In Solidarity With Tibetans

By Dikran Abrahamian BA, MD, Ontario 28 March 2008

It is incumbent on civil society to hold authorities accountable wherever they are, because Human Rights and Liberties are almost always relegated to the back burner by states despite lofty pronouncements.

By Dikran Abrahamian BA, MD, Ontario 28 March 2008

It is incumbent on civil society to hold authorities accountable wherever they are, because Human Rights and Liberties are almost always relegated to the back burner by states despite lofty pronouncements.

If my recollection serves me right it must have been in mid 1969 – around the time when man set foot on the moon. I have lost my old passport, can’t determine the exact dates, and I have been "negligent" in keeping notes.  I can’t be more accurate than that.  With Armenak from Beirut, Jean from Paris, Mateos from St-Etienne – an authentic hippie who had visited Kathmandu a few months back – I headed north from New Delhi to Dehradun. The purpose was to visit the Tibetan refugee community nearby, south of the Himalayas. Sookiass, the owner and principal of Haikashen school in the same city, was our guide.

 

We had heard a lot about the Tibetans and their plight. Getting to know them in person and exchanging views was something that we looked forward to. Undoubtedly we were excited about the planned encounter in addition to enjoying the beauty of nature in north India.

 

Cleanliness all around the refugee camp struck us first. People, young and old, were engaged in their mundane activities; children were cheerfully running around, and a few monks in their red robes were silently walking in the narrow lanes – almost marching. There was calmness surrounding us, no traces of panic and disorder.

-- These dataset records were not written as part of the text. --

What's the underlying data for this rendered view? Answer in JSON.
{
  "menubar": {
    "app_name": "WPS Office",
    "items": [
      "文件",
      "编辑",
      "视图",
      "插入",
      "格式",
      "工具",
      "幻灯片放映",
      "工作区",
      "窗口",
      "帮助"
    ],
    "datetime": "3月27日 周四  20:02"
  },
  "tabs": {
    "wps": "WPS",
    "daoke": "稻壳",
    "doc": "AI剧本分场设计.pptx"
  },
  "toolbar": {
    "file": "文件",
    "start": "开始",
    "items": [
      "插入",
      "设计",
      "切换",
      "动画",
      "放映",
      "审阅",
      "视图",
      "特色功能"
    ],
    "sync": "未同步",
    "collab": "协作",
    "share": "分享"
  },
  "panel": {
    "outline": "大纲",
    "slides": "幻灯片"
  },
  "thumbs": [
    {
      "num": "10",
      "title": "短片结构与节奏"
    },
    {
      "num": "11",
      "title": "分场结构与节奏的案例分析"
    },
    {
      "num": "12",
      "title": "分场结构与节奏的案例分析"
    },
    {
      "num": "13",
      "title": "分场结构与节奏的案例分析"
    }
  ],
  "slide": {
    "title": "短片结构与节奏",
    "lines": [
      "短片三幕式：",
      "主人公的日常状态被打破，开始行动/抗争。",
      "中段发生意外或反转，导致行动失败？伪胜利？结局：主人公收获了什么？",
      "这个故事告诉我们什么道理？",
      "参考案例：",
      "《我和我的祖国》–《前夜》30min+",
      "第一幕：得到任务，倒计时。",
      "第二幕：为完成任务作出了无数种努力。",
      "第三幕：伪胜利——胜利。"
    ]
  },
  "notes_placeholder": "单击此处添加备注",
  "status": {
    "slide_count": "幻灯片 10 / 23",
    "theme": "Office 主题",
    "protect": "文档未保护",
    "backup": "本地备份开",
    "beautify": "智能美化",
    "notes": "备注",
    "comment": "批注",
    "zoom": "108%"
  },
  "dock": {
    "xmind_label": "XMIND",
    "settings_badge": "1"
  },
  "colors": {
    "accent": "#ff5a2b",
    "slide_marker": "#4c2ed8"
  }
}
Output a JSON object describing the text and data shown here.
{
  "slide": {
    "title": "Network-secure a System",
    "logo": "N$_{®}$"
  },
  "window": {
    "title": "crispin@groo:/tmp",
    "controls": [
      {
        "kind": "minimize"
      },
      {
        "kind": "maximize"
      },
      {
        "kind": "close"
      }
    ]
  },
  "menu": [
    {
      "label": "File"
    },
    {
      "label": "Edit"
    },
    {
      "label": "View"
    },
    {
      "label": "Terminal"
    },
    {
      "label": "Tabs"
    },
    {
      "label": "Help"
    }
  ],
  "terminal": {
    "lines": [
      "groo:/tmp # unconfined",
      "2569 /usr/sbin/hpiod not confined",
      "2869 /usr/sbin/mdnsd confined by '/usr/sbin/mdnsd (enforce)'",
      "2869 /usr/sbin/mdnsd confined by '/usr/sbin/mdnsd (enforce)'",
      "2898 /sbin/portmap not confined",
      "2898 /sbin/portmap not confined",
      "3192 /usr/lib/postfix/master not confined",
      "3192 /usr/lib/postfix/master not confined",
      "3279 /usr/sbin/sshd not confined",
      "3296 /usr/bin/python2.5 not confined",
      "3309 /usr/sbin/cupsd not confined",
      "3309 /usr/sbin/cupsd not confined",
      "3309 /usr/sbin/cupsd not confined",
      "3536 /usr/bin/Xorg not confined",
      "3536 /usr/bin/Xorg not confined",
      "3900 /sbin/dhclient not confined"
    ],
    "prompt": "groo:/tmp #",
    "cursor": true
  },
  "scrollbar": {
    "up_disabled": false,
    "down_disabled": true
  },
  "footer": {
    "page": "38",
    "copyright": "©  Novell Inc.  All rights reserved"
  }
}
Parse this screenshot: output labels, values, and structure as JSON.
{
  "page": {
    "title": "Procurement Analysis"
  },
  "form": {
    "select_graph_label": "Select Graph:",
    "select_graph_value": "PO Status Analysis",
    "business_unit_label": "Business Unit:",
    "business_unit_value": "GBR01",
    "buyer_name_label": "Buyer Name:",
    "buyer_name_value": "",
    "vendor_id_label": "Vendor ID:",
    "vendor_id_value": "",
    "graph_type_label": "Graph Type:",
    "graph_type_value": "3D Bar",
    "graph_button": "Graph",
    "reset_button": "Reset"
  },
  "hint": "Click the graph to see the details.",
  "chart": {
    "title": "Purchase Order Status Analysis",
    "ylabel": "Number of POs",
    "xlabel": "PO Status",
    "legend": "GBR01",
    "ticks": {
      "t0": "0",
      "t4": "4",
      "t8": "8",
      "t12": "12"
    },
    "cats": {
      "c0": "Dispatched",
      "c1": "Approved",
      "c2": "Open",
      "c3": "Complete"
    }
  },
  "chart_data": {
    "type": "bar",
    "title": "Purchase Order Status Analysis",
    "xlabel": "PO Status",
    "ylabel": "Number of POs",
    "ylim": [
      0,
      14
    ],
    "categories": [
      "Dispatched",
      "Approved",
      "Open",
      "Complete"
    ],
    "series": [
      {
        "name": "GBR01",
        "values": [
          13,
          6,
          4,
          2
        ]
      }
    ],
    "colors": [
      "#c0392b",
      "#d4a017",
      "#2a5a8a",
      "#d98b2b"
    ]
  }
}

There weren’t that many with whom we shared a common language to converse, but once a few showed up we were impressed by their friendliness. Although reserved in their expressions, and extremely cordial in their manners to the extent of imparting a false perception of artificiality, we felt warmth and acceptance. It did not take long to get invited to the temple and partake in the religious ceremony. Unique was the experience of thanksgiving without vocalizing by merely rotating the prayer wheels.

 

That first exposure to the Tibetans served to be an internalized matrix for a narrative which was weaved with stories heard from my maternal grandmother and uncles. Those "tales" were about another refugee camp located in Port Sa’id in Egypt predating the Tibetan by about one half century. Ever since that trip I would gradually understand better what it meant to be a refugee and why.

 

Over years I could not avoid realizing the many similarities between the people in Port Sa’id, the Tibetans and the inhabitants of other refugee camps scattered in the Middle East. Like Armenians in the Ottoman Empire the Tibetans endured and continue to face a hostile socio-economic and political environment along with disdain towards minority entitlements. The central authorities deny basic human rights, impose a policy of marginalization and eventual assimilation. Culture, history, religion and land were all and are still at stake. Is it any wonder that desperate protesters claimed the streets in Lhasa like their Armenian counterparts in Istanbul over a century ago? They were both met with violence.

 

If the Armenians who were subjected to Genocide during the First World War have demonstrated anything to the world community it is the plain fact that it does not take long for a paranoid authority to commit the unthinkable. Sovereignty of the larger entity, threats of outside conspirators, traitors from within, revolt etc were all invoked in the past and will continue to be cited to preserve superiority and an empire. Demands for a reasonable autonomy in both cases, Armenian and Tibetan, were considered to be acts of treason.

     

 

Solidarity with the Tibetans and a robust denunciation of the brutal attempts to silence a whole people is a priority. It is particularly so for those who carry the never healing scars of oppression and threat of annihilation. World powers, big and small, will exhibit a whole array of utterances that suit respective vested “national” interests. It is incumbent on civil society to hold authorities accountable wherever they are, because Human Rights and Liberties are almost always relegated to the back burner by states despite lofty pronouncements.